Metacognition, which develops in childhood, refers to our ability to understand and reflect on our own thought processes. It has also been identified as a form of “privileged access,” where my own thoughts are private, known only to me. Asian Americans tend to embrace this privacy. But why? For many immigrants, assimilation is a life-long goal. Given differences in our appearances, habits, and speech, our strategy for successful assimilation has been anonymity. We even refuse to let our facial expressions betray our emotions. A high school teacher once announced that my nickname would be “poker face.” At the time, this didn’t feel like an insult; I took pride in the accomplishment of bluffing, and thus assimilating.

In America, people want access to others’ personal stories, including their challenges and hardships. Intimate details about people’s lives, including their private thoughts, are commodified in published memoirs. When I was writing my book on metacognition (in Korean), I was told, “Don’t get personal!” When I (cautiously) posted on social media about my issues with the former administration, I heard the inevitable, “Be careful.” And, now, as I write this piece, I put myself at risk of hearing what I fear most: “Sit this one out.” But I can’t sit this out anymore. I, too, have seen the videos of the attacks, and it hits too close to home. The faces of the victims are our parents, our grandparents, and our elders. The victims are those who have sacrificed their own culture to help us find acceptance into the American culture. We need to speak up.

But it’s still not easy. Like most Asians, I am embarrassingly comfortable behind a mask. In February of 2020, “anonymous me” stuck out like a sore thumb as I got on the train after work. I was the only Asian in sight, and the only person wearing a mask. A few weeks later, even after discussions of mask-wearing had begun, I was the only masked individual in my local, very crowded, Shop-Rite. At the check-out, I told the person behind me to please move back a little. She refused and scowled at me. I spoke to no one about this, but have not set foot inside a supermarket since.
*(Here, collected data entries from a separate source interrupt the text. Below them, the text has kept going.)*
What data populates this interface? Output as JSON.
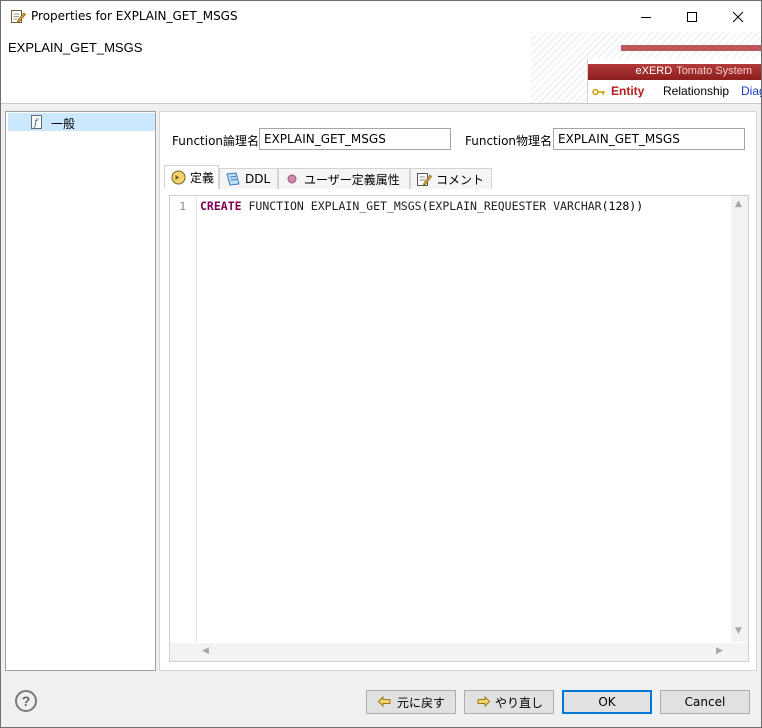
{
  "window": {
    "title": "Properties for EXPLAIN_GET_MSGS",
    "heading": "EXPLAIN_GET_MSGS"
  },
  "banner": {
    "brand": "eXERD",
    "subtitle": "Tomato System",
    "tabs": [
      "Entity",
      "Relationship",
      "Diag"
    ]
  },
  "tree": {
    "items": [
      {
        "label": "一般",
        "icon": "function-icon"
      }
    ]
  },
  "form": {
    "logical_label": "Function論理名",
    "logical_value": "EXPLAIN_GET_MSGS",
    "physical_label": "Function物理名",
    "physical_value": "EXPLAIN_GET_MSGS"
  },
  "tabs": [
    {
      "label": "定義",
      "icon": "definition-icon",
      "active": true
    },
    {
      "label": "DDL",
      "icon": "ddl-icon",
      "active": false
    },
    {
      "label": "ユーザー定義属性",
      "icon": "dot-icon",
      "active": false
    },
    {
      "label": "コメント",
      "icon": "comment-icon",
      "active": false
    }
  ],
  "editor": {
    "line_number": "1",
    "keyword": "CREATE",
    "code_a": " FUNCTION EXPLAIN_GET_MSGS",
    "paren_open": "(",
    "code_b": "EXPLAIN_REQUESTER VARCHAR",
    "code_c": "(128))"
  },
  "footer": {
    "help": "?",
    "undo_label": "元に戻す",
    "redo_label": "やり直し",
    "ok_label": "OK",
    "cancel_label": "Cancel"
  },
  "colors": {
    "accent": "#0078d7",
    "banner": "#8c1e1e",
    "keyword": "#7f0055",
    "selection": "#cce8ff"
  }
}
The pandemic has made the particularities of Asian American culture more salient. While anonymity was once our superpower, it’s now our curse. As the earliest and most consistent maskers, we become outsiders, foreigners, and carriers of deadly diseases like the “Kung Flu virus.” At the same time, skepticism about our condition is on the rise. Stereotypically, we seem not to suffer in the classroom or in the economy. We tend not to complain, so attacks on us can’t really be that serious, can they?

What remains unseen is easily believed not to exist, and while we cling to our anonymity the abuse remains invisible. We cannot address anti-Asian violence in America until we first “see” that it exists. This means opening up collectively about our individual experiences with racism. But it also means understanding and battling the racism faced by others in our society, including racism that comes from within our community. It means finding ways in which to increase our nation’s cultural intelligence. From a metacognitive perspective, I want us to find ways to balance our Asian and American identities, which starts with trusting ourselves. I will begin with myself. As I don my mask and reflect, I pledge to make myself more visible in the fight against hate.